On Saturday morning, Mam and Pa stopped by at 8:00 and picked the boy up for breakfast. When Mam and Pa collect the boy to take him out for breakfast, they don’t usually bring him back. It’s sort of like an all day, approved-of kidnapping. This left Hubs and I with a completely free day, and we spent our time well.
No, we didn’t put doorknobs on our interior doors with our free time. We didn’t clean the garage. We didn’t balance the checkbook. We didn’t pay the bills, clean the fish aquarium, do the laundry, or paint interior trim.
Instead, we downloaded The Office, Season Three onto the laptop and had our own little marathon-viewing session. We laughed until our sides hurt. We made major decisions. (Do you want me to make some popcorn? Or should we just order a pizza?) We had a goal, people, and we met that goal. We were determined to finish the third season, and we did it, and I can honestly say that no character has ever made me laugh as hard as Dwight Schrute.

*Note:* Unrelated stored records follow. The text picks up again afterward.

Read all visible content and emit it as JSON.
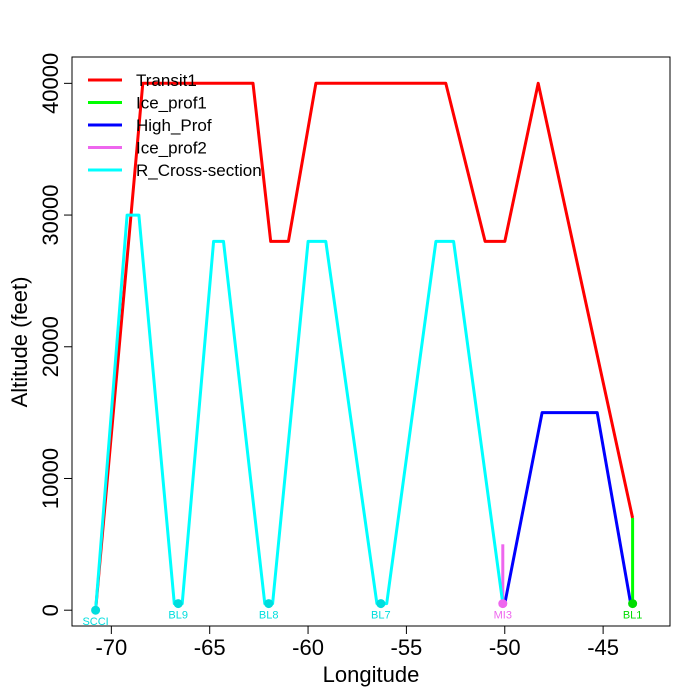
{
  "chart_data": {
    "type": "line",
    "title": "",
    "xlabel": "Longitude",
    "ylabel": "Altitude (feet)",
    "xlim": [
      -72.0,
      -41.6
    ],
    "ylim": [
      -1200,
      42000
    ],
    "xticks": [
      -70,
      -65,
      -60,
      -55,
      -50,
      -45
    ],
    "xtick_labels": [
      "-70",
      "-65",
      "-60",
      "-55",
      "-50",
      "-45"
    ],
    "yticks": [
      0,
      10000,
      20000,
      30000,
      40000
    ],
    "ytick_labels": [
      "0",
      "10000",
      "20000",
      "30000",
      "40000"
    ],
    "grid": false,
    "legend_position": "top-left",
    "series": [
      {
        "name": "Transit1",
        "color": "#ff0000",
        "x": [
          -70.8,
          -68.4,
          -67.0,
          -62.8,
          -61.9,
          -61.0,
          -59.6,
          -53.0,
          -51.0,
          -50.0,
          -48.3,
          -43.5
        ],
        "y": [
          0,
          40000,
          40000,
          40000,
          28000,
          28000,
          40000,
          40000,
          28000,
          28000,
          40000,
          7000
        ]
      },
      {
        "name": "Ice_prof1",
        "color": "#00ff00",
        "x": [
          -43.5,
          -43.5
        ],
        "y": [
          500,
          7000
        ]
      },
      {
        "name": "High_Prof",
        "color": "#0000ff",
        "x": [
          -50.0,
          -48.1,
          -45.3,
          -43.6
        ],
        "y": [
          500,
          15000,
          15000,
          500
        ]
      },
      {
        "name": "Ice_prof2",
        "color": "#ee66ee",
        "x": [
          -50.1,
          -50.1
        ],
        "y": [
          500,
          5000
        ]
      },
      {
        "name": "R_Cross-section",
        "color": "#00ffff",
        "x": [
          -70.8,
          -69.2,
          -68.6,
          -66.8,
          -66.4,
          -64.8,
          -64.3,
          -62.2,
          -61.8,
          -60.0,
          -59.1,
          -56.5,
          -56.0,
          -53.5,
          -52.6,
          -50.1
        ],
        "y": [
          0,
          30000,
          30000,
          500,
          500,
          28000,
          28000,
          500,
          500,
          28000,
          28000,
          500,
          500,
          28000,
          28000,
          500
        ]
      }
    ],
    "waypoints": [
      {
        "label": "SCCI",
        "x": -70.8,
        "y": 0,
        "color": "#00dddd"
      },
      {
        "label": "BL9",
        "x": -66.6,
        "y": 500,
        "color": "#00dddd"
      },
      {
        "label": "BL8",
        "x": -62.0,
        "y": 500,
        "color": "#00dddd"
      },
      {
        "label": "BL7",
        "x": -56.3,
        "y": 500,
        "color": "#00dddd"
      },
      {
        "label": "MI3",
        "x": -50.1,
        "y": 500,
        "color": "#ee66ee"
      },
      {
        "label": "BL1",
        "x": -43.5,
        "y": 500,
        "color": "#00dd00"
      }
    ]
  }
}
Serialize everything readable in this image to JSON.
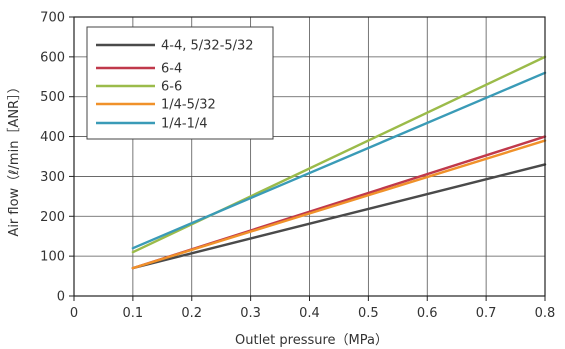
{
  "chart_data": {
    "type": "line",
    "title": "",
    "xlabel": "Outlet pressure（MPa）",
    "ylabel": "Air flow（ℓ/min［ANR］）",
    "xlim": [
      0,
      0.8
    ],
    "ylim": [
      0,
      700
    ],
    "x_ticks": [
      "0",
      "0.1",
      "0.2",
      "0.3",
      "0.4",
      "0.5",
      "0.6",
      "0.7",
      "0.8"
    ],
    "y_ticks": [
      "0",
      "100",
      "200",
      "300",
      "400",
      "500",
      "600",
      "700"
    ],
    "grid": true,
    "legend_position": "top-left",
    "series": [
      {
        "name": "4-4, 5/32-5/32",
        "color": "#4a4a4a",
        "x": [
          0.1,
          0.8
        ],
        "y": [
          70,
          330
        ]
      },
      {
        "name": "6-4",
        "color": "#c0394b",
        "x": [
          0.1,
          0.8
        ],
        "y": [
          70,
          400
        ]
      },
      {
        "name": "6-6",
        "color": "#9bbb4a",
        "x": [
          0.1,
          0.8
        ],
        "y": [
          110,
          600
        ]
      },
      {
        "name": "1/4-5/32",
        "color": "#f0912a",
        "x": [
          0.1,
          0.8
        ],
        "y": [
          70,
          390
        ]
      },
      {
        "name": "1/4-1/4",
        "color": "#3a9bb7",
        "x": [
          0.1,
          0.8
        ],
        "y": [
          120,
          560
        ]
      }
    ]
  }
}
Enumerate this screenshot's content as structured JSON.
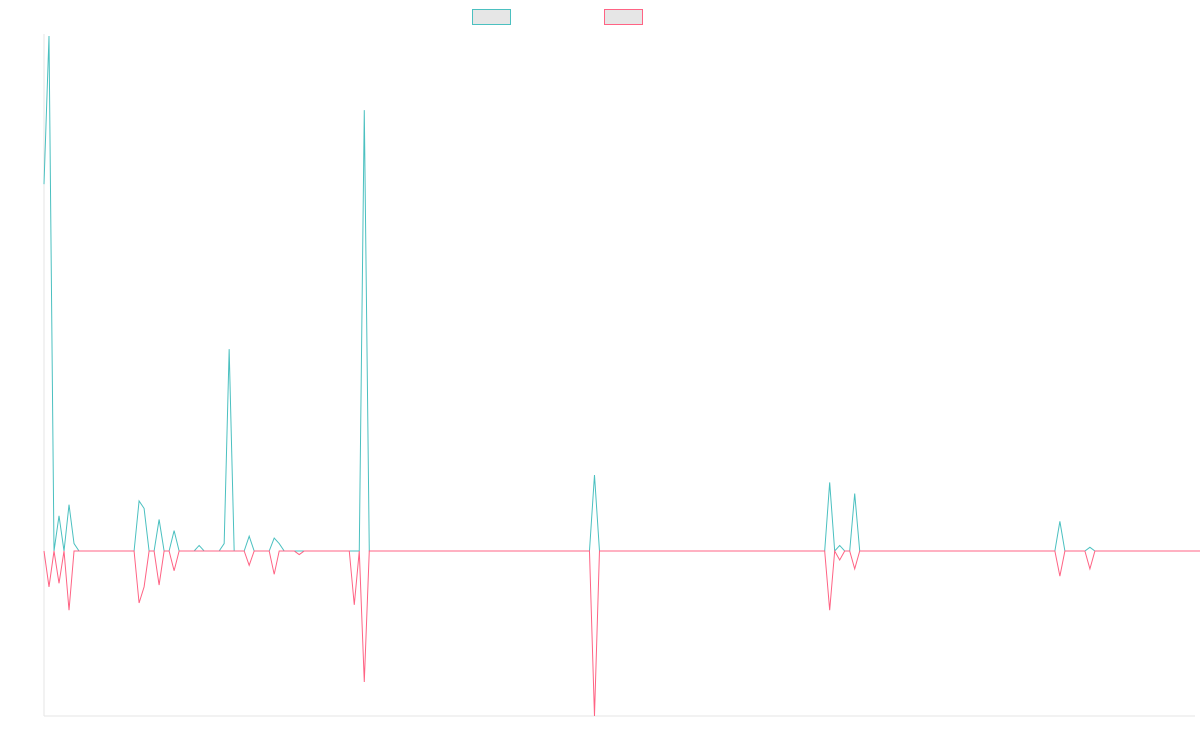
{
  "chart_data": {
    "type": "line",
    "title": "",
    "xlabel": "",
    "ylabel": "",
    "grid": false,
    "legend_position": "top-center",
    "ylim": [
      -1,
      2.6
    ],
    "x_count": 231,
    "series": [
      {
        "name": "",
        "color": "#4bc0c0",
        "values": [
          1.98,
          2.78,
          0,
          0.19,
          0,
          0.25,
          0.04,
          0,
          0,
          0,
          0,
          0,
          0,
          0,
          0,
          0,
          0,
          0,
          0,
          0.27,
          0.23,
          0,
          0,
          0.17,
          0,
          0,
          0.11,
          0,
          0,
          0,
          0,
          0.03,
          0,
          0,
          0,
          0,
          0.04,
          1.09,
          0,
          0,
          0,
          0.08,
          0,
          0,
          0,
          0,
          0.07,
          0.04,
          0,
          0,
          0,
          0,
          0,
          0,
          0,
          0,
          0,
          0,
          0,
          0,
          0,
          0,
          0,
          0,
          2.38,
          0,
          0,
          0,
          0,
          0,
          0,
          0,
          0,
          0,
          0,
          0,
          0,
          0,
          0,
          0,
          0,
          0,
          0,
          0,
          0,
          0,
          0,
          0,
          0,
          0,
          0,
          0,
          0,
          0,
          0,
          0,
          0,
          0,
          0,
          0,
          0,
          0,
          0,
          0,
          0,
          0,
          0,
          0,
          0,
          0,
          0.41,
          0,
          0,
          0,
          0,
          0,
          0,
          0,
          0,
          0,
          0,
          0,
          0,
          0,
          0,
          0,
          0,
          0,
          0,
          0,
          0,
          0,
          0,
          0,
          0,
          0,
          0,
          0,
          0,
          0,
          0,
          0,
          0,
          0,
          0,
          0,
          0,
          0,
          0,
          0,
          0,
          0,
          0,
          0,
          0,
          0,
          0,
          0.37,
          0,
          0.03,
          0,
          0,
          0.31,
          0,
          0,
          0,
          0,
          0,
          0,
          0,
          0,
          0,
          0,
          0,
          0,
          0,
          0,
          0,
          0,
          0,
          0,
          0,
          0,
          0,
          0,
          0,
          0,
          0,
          0,
          0,
          0,
          0,
          0,
          0,
          0,
          0,
          0,
          0,
          0,
          0,
          0,
          0,
          0,
          0.16,
          0,
          0,
          0,
          0,
          0,
          0.02,
          0,
          0,
          0,
          0,
          0,
          0,
          0,
          0,
          0,
          0,
          0,
          0,
          0,
          0,
          0,
          0,
          0,
          0,
          0,
          0,
          0,
          0,
          0,
          0,
          0,
          0
        ]
      },
      {
        "name": "",
        "color": "#ff6384",
        "values": [
          0,
          -0.2,
          0,
          -0.18,
          0,
          -0.33,
          0,
          0,
          0,
          0,
          0,
          0,
          0,
          0,
          0,
          0,
          0,
          0,
          0,
          -0.29,
          -0.2,
          0,
          0,
          -0.19,
          0,
          0,
          -0.11,
          0,
          0,
          0,
          0,
          0,
          0,
          0,
          0,
          0,
          0,
          0,
          0,
          0,
          0,
          -0.08,
          0,
          0,
          0,
          0,
          -0.13,
          0,
          0,
          0,
          0,
          -0.02,
          0,
          0,
          0,
          0,
          0,
          0,
          0,
          0,
          0,
          0,
          -0.3,
          0,
          -0.73,
          0,
          0,
          0,
          0,
          0,
          0,
          0,
          0,
          0,
          0,
          0,
          0,
          0,
          0,
          0,
          0,
          0,
          0,
          0,
          0,
          0,
          0,
          0,
          0,
          0,
          0,
          0,
          0,
          0,
          0,
          0,
          0,
          0,
          0,
          0,
          0,
          0,
          0,
          0,
          0,
          0,
          0,
          0,
          0,
          0,
          -0.92,
          0,
          0,
          0,
          0,
          0,
          0,
          0,
          0,
          0,
          0,
          0,
          0,
          0,
          0,
          0,
          0,
          0,
          0,
          0,
          0,
          0,
          0,
          0,
          0,
          0,
          0,
          0,
          0,
          0,
          0,
          0,
          0,
          0,
          0,
          0,
          0,
          0,
          0,
          0,
          0,
          0,
          0,
          0,
          0,
          0,
          0,
          -0.33,
          0,
          -0.05,
          0,
          0,
          -0.1,
          0,
          0,
          0,
          0,
          0,
          0,
          0,
          0,
          0,
          0,
          0,
          0,
          0,
          0,
          0,
          0,
          0,
          0,
          0,
          0,
          0,
          0,
          0,
          0,
          0,
          0,
          0,
          0,
          0,
          0,
          0,
          0,
          0,
          0,
          0,
          0,
          0,
          0,
          0,
          0,
          -0.14,
          0,
          0,
          0,
          0,
          0,
          -0.1,
          0,
          0,
          0,
          0,
          0,
          0,
          0,
          0,
          0,
          0,
          0,
          0,
          0,
          0,
          0,
          0,
          0,
          0,
          0,
          0,
          0,
          0,
          0,
          0,
          0,
          0
        ]
      }
    ]
  }
}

Unless it was Dory, the absent-minded fish with no short-term memory in Finding Nemo.
And then Hubs’ parents stopped by, because…land sakes! They had the find of the century!
Months ago, I decided that I needed a nifty bench to use as a coffee table in front of a love seat that we have. I was a bit like Goldilocks, because the bench could not be too long, or too short, or too skinny. It had to be just right. And…it had to be old. Yes, I was on a mission to find the perfect antique bench, which would serve our family as a coffee table, and I’ve been scouting for one for months on end. Hubs’ parents love to browse antique shops and estate sales, so I recruited them to keep an eye out for the perfect bench to put in front of our love seat. We had begun to believe that what I wanted only existed in my mind, until yesterday, when Hubs’ parents called.
Oh, people! The bench is perfect! As Goldilocks would say, “It’s just right.” And truly, it must be, because Hubs and I spent the remainder of the day on the love seat, with our feet up on that new bench and the laptop in front of us, howling at Dwight Schrute until tears streamed down my face.
And we had popcorn.
And later we had pizza.
And that, my friends, sums up our Saturday.
And then, this morning, we went to church, where we heard a great message. A fantastic, message. In fact, it struck home with me, because I realized that I do not share my faith as often as I should. Not at all. And wow! I need to, because, goodness! The alternative to Heaven is not something to be taken lightly, and shouldn’t everyone know about this?
After church, the boy played with his little friend, G, and I hung out with my friend, Susan, who helped me edit some photos of our darling boy to use on our Christmas card, because Susan is a Photo Shop Professional, while I am simply a Photo Shop Wanna-Be.
But…here’s a little secret: Our Christmas card is going to rock!
And then tonight, we went back to the church for our weekly small group Bible study, where we sat around and inhaled chips and cookies. The first half of our small group time is always devoted to just hanging out. We slump in chairs and sofas, we eat good food, and we simply talk with one another. The conversation at our table tonight covered an assortment of things, from preg-testing cows, to branding and castrating, to what it actually feels like to miss the cow when you have the syringe of antibiotics, and instead stab it into your own hand. Hubs and I, along with Nick and Jessie, and Dave and Missi, shrieked and howled and giggled. I can only assume that the conversations at the other table were nowhere near as funny as ours were, because they all kept looking over at us, as we were practically falling out of our chairs with laughter. And then, after we’d given up on discussing ranch life, we all circled up with the other couples for a great small group discussion.
And then, when we got home and I was encouraging the boy to hurry, please just hurry, please don’t play with Legos, please just hurry and get through the shower and ready for bed, he turned to me and asked, “Mom, what are cat noses made out of? Did God just use a little bit of leather when he made their noses, or what?”
He stopped me cold. I’m not even sure that the answer to this is on Wikipedia.
People, what ARE cat noses made out of??!!